In the last century, we suffered through two world wars, the holocaust and the ever present danger of nuclear war. These are grim reminders that despite technological progress, evil has not disappeared from this present generation. We also face the global problems of overpopulation, environmental pollution and the depletion of natural resources.


There are people who now place the blame for our problems on the very science and technology that was originally seen as our salvation. They look at chemical warfare and genetic engineering as science out of control. So, the thinking is that instead of being pillars of progress, science and technology could turn out to be the devices of our own self-destruction.
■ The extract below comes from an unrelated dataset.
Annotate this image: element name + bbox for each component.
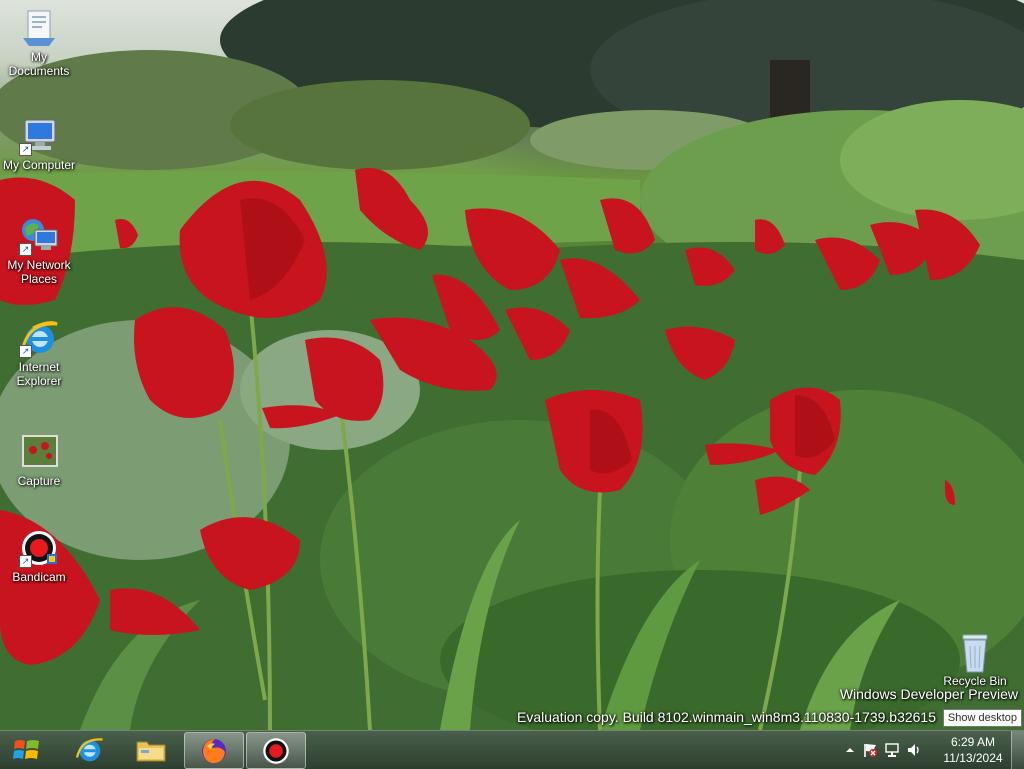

However, it must be understood that humanity possesses the same freedom of choice that it possessed from the beginning of time and we must have Faith that we will utilize science for its good purposes. As Farrer put it, "Let man embrace the heavenly calling; let him harness the galaxies, control the traffic of the stars, and buffer celestial collisions".


END


Originally entitled Approaches to Evil and Sin: A Comparative Study was submitted to Dr. William Close as a Master of Theological Studies course requirement

511v-Basic Christian Doctrines

St. Stephen's Theological College University of Alberta Published on November 6th, 1996.